You think of a rose as this flawless thing of beauty, a studio sculpture of petals crowning a stem of artfully arranged thorns and leaves. In my wanderings I could find no such perfect flower, and when sunset came I found myself facing a rose that had weathered the elements, damaged, flawed, slowly wilting in the dying light of day. I found a rose standing in the real world, exposed to the weather all its life, a history written in sunburns, tears, and imperfections. I don't try to improve its appearance, pluck the unsightly black petals or hide its stipule scars. I dare not touch it for fear my clumsy attempts cause further damage. This isn't something made to my own desires. I came to it, and photographed, and let it be the flower that it is.

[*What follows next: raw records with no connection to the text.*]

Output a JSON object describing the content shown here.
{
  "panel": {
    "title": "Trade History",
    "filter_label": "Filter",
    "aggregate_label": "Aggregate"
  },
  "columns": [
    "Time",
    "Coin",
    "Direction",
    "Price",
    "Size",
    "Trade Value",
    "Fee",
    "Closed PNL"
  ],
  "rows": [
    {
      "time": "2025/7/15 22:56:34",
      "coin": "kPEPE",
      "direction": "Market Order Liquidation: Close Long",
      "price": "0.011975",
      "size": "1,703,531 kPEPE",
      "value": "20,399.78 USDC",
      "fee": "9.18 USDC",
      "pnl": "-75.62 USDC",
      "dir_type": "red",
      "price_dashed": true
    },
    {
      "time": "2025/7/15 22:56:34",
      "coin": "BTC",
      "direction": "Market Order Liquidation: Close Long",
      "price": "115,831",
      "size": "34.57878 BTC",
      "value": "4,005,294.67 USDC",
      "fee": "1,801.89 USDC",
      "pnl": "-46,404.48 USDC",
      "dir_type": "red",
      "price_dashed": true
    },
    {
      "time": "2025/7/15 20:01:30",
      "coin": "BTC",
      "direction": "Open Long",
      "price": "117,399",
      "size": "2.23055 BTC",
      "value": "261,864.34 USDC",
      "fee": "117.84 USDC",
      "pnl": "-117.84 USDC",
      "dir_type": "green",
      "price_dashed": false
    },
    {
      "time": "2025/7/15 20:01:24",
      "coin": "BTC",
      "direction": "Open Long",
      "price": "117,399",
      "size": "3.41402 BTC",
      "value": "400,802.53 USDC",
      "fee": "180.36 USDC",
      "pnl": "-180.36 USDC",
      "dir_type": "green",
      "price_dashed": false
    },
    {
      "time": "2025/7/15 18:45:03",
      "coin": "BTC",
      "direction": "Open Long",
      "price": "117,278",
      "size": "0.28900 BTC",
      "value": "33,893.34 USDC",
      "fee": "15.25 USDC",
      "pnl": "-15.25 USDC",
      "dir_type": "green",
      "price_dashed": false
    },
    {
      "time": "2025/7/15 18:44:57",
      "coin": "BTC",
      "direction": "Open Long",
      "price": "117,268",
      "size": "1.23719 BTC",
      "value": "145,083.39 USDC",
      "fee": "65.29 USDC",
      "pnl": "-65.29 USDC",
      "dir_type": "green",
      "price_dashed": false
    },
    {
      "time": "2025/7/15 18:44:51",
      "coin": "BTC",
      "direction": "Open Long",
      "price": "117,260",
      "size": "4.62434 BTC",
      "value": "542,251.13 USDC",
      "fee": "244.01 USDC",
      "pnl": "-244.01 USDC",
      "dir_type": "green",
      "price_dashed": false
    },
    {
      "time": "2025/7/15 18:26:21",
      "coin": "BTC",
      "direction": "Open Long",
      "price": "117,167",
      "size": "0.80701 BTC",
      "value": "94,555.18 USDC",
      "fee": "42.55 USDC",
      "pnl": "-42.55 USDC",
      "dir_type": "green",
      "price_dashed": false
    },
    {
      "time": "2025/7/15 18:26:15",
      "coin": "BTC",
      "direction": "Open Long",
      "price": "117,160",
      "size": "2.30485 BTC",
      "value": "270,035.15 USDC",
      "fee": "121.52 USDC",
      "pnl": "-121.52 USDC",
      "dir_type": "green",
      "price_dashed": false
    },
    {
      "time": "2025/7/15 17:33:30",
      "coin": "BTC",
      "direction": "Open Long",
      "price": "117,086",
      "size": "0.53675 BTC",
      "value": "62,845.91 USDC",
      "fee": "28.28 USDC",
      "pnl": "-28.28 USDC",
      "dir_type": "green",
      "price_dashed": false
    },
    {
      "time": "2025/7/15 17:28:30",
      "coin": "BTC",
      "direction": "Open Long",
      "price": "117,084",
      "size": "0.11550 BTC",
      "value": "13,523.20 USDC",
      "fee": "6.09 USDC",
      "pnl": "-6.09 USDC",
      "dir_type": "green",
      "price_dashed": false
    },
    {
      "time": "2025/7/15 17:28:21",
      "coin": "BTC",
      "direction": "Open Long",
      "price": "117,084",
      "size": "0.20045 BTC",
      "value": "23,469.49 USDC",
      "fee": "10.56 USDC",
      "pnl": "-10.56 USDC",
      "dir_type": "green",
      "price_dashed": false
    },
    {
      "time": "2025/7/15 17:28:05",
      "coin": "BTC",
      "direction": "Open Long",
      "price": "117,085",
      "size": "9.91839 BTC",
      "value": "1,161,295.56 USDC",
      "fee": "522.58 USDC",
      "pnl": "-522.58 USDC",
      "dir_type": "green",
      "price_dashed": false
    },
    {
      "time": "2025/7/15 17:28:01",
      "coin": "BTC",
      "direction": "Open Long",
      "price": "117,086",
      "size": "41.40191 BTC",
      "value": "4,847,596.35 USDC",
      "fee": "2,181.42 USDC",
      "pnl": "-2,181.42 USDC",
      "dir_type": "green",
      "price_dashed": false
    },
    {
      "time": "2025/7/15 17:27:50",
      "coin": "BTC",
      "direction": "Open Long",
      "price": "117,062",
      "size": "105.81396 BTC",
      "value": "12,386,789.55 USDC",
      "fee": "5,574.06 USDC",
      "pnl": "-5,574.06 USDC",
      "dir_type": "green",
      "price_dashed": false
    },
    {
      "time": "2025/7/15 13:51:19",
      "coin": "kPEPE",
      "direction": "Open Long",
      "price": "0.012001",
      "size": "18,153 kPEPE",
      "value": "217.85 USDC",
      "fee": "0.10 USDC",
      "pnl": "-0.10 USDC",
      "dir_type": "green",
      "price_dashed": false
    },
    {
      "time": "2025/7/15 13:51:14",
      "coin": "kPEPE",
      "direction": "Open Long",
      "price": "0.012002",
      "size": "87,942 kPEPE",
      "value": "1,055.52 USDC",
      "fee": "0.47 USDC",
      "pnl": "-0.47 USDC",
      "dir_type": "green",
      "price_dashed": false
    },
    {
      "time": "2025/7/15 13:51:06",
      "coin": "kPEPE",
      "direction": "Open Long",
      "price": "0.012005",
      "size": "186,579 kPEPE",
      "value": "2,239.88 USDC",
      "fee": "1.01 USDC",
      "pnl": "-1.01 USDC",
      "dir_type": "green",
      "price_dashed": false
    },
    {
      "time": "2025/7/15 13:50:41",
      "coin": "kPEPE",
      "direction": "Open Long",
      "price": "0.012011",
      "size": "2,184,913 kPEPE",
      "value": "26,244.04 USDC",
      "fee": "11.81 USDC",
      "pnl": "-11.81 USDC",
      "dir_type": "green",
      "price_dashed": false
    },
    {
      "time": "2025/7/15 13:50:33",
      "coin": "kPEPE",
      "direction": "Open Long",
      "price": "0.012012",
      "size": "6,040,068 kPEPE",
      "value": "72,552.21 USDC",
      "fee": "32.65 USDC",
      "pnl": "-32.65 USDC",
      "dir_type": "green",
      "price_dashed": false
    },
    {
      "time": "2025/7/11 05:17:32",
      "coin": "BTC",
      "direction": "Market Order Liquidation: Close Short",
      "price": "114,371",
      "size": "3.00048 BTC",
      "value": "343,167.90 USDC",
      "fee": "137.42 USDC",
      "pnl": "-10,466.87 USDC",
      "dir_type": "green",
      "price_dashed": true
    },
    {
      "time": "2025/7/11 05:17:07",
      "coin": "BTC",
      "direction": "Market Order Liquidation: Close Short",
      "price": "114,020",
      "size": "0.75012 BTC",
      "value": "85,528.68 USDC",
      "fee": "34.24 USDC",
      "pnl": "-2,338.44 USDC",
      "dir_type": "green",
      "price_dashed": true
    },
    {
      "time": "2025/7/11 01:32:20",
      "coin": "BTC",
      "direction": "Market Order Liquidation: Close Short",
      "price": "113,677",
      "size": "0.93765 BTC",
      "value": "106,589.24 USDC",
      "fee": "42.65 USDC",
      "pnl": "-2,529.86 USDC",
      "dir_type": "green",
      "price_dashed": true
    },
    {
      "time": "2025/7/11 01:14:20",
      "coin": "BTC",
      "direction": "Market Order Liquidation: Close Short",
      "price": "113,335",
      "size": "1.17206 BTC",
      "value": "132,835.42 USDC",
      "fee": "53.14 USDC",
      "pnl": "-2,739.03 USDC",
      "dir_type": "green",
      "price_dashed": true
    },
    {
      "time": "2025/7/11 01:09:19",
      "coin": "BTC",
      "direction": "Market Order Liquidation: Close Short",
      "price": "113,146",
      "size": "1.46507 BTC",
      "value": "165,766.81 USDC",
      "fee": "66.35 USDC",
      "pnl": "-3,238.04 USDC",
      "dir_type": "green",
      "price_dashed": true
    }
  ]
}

You think of a sunset as a peaceful, calm, serene thing. In reality it is a fiery dynamic wave rolling across the landscape. The Earth has a light side and a dark side, and sunset is that razor thin border between the two. Standing on the surface of our planet we rotate through this meridian at a thousand miles per hour, passing through all the colors in a precious few minutes. To capture a sunset picture I arrive at the appointed hour and wait patiently.  The colors move east to west from my perspective, so I watch both opposite horizons. When the sunset hits its peak, I spring to action, already in place to take the picture I think I want, the vineyard, then run across the road for another one, to gain as many different perspectives as I can while the moment lasts, and then back again to the rose bush which I only later discover is the best picture, the centerpiece around which all the other images revolve. Soon it's over, the story ends, colors fade, and we depart.